I just read Fred Wilson's post about communicating bad news to investors. I completely agree that it is important for CEO's to avoid surprising their board and to communicate bad news just as fast as you share the good news. However, one of the big changes I've seen in the last several years has been the incrased use of SaaS tools to manage reporting -- and how that subtlely changes the dynamic of board meetings.
For example, through Google Analytics, I have access to real-time dashboards of almost all my portfolio companies. So, when I walk into a Modcloth board meeting, I already have seen their traffic and revenue for the month. Several of my portfolio companies that focus on direct sales have created accounts on Salesforce.com for board members with a customized Board dashboard to provide a 30,000 foot view of the pipeline.
The power of the Implict Web is that data that previously had been in hard-to-access silos is now easily accessible and shareable. This can change the way information is used and shared within organizations. I've written about this before, and said:
By providing [a board with] open access to information sources there are a number of benefits:
It eliminates surprises. By providing a continual stream of information, the board should never be surprised.
It makes board meetings much more productive. Rather than spend a lot of time presenting the raw data, the CEO can now provide interpretation and analysis of data -- they can put the numbers in context.
- It allows board members to make more meaningful suggestions. Different board members have different skills. Some are strong at enterprise sales -- and by tracking a sales pipeline over time they might be able to identify areas for improvement in the sales cycle. I personally am stronger at online consumer marketing -- and feel that by having access to website traffic reporting I can ask better questions and make better recommendations.
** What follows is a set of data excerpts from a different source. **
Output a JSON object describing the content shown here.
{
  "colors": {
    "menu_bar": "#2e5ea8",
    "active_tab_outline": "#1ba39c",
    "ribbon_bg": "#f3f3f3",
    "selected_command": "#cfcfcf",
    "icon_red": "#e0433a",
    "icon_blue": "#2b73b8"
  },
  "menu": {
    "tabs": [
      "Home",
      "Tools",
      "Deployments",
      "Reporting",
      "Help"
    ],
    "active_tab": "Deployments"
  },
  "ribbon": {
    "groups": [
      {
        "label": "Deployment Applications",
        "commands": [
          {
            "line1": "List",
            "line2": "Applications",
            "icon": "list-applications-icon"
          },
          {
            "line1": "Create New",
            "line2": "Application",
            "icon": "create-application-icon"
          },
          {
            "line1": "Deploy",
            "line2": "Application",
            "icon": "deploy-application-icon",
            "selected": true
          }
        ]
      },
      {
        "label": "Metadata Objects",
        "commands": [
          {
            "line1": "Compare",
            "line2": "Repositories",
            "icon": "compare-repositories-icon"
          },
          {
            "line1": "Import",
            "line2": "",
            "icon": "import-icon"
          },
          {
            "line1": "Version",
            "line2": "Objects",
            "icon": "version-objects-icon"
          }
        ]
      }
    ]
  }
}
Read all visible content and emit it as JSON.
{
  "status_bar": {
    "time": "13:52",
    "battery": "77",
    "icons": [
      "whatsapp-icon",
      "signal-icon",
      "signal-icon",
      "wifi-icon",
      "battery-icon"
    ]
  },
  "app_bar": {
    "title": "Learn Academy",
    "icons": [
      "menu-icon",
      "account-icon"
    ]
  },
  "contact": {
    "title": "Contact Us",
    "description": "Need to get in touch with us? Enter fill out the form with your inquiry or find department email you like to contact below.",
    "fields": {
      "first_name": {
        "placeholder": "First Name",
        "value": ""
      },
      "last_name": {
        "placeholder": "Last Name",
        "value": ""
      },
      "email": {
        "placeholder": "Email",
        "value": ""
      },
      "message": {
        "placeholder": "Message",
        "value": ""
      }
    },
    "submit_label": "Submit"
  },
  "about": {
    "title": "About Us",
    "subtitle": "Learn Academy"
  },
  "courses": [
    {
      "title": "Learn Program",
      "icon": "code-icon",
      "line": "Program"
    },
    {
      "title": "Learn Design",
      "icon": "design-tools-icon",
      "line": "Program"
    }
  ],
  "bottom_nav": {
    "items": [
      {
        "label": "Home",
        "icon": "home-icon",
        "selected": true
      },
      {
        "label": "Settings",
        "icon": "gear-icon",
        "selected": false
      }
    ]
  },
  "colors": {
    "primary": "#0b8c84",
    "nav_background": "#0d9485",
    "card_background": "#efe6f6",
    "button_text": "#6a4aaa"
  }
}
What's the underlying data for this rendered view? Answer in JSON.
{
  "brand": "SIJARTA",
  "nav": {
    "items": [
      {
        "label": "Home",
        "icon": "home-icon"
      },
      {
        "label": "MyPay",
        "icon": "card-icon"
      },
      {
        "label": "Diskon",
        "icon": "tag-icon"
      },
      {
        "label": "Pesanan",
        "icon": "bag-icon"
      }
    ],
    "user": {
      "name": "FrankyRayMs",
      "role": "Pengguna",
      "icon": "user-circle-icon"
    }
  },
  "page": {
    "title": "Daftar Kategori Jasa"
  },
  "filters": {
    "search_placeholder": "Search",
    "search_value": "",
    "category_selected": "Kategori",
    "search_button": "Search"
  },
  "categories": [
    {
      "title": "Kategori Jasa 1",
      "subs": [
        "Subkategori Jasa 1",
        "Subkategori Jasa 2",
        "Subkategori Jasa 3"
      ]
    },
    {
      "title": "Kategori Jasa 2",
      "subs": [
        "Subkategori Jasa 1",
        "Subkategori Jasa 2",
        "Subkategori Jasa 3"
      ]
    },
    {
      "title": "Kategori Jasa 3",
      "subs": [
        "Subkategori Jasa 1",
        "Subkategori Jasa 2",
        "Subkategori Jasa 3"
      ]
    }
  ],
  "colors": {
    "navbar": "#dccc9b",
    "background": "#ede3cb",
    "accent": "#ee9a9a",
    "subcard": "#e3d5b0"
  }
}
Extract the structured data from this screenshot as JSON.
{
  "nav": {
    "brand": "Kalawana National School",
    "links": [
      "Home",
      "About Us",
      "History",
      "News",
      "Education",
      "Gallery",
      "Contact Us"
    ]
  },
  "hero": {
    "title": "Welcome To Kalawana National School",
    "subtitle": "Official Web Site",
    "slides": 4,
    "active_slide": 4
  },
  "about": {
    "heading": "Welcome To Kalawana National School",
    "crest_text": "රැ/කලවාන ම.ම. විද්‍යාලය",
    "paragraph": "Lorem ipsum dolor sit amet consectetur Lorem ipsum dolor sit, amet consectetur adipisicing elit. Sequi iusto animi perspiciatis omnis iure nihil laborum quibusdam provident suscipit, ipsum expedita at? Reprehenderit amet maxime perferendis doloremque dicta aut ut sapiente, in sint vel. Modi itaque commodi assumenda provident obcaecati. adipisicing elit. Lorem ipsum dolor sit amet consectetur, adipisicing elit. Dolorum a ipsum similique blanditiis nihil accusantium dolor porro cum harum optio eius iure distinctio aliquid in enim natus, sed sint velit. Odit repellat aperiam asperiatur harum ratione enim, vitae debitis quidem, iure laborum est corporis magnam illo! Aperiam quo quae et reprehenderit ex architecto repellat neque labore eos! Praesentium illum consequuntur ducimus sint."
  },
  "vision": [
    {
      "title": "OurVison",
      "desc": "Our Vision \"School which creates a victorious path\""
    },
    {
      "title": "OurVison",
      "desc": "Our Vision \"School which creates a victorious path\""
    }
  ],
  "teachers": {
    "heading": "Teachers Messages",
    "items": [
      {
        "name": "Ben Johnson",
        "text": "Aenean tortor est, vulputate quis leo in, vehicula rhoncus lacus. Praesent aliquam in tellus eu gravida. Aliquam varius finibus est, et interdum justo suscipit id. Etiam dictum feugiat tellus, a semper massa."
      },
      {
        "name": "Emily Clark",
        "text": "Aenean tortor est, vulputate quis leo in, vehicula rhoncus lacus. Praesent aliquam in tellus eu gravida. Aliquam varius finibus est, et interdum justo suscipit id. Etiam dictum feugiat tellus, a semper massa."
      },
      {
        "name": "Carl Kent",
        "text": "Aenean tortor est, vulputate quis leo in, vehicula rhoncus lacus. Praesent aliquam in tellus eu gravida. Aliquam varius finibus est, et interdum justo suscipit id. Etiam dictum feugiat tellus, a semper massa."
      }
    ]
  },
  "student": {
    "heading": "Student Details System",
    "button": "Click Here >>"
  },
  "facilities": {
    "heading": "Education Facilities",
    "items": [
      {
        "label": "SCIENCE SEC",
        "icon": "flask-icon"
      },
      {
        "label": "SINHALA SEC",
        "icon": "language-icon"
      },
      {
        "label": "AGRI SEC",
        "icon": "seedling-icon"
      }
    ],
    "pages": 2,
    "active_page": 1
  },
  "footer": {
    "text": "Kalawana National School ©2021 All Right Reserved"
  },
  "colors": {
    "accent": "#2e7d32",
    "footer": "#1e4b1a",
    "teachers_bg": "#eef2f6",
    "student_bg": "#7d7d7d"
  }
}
Sharing data with a board does not mean that you are sharing control. Rather, I believe that an informed and knowledgeable board will be less intrusive (and more hands-off) than a board that is in the dark. (That said, a CEO should clearly set expectations that they are not looking to get the "why are Tuesday's sales 2% lower than Monday's sales" phone call. )
Too many CEO's try to hide their bad news and setbacks -- they stick it in the fifth paragraph of a six paragraph email. I get extremely uncomfortable with that approach. It forces the investor into the role of detective -- constantly on the look out for hidden clues.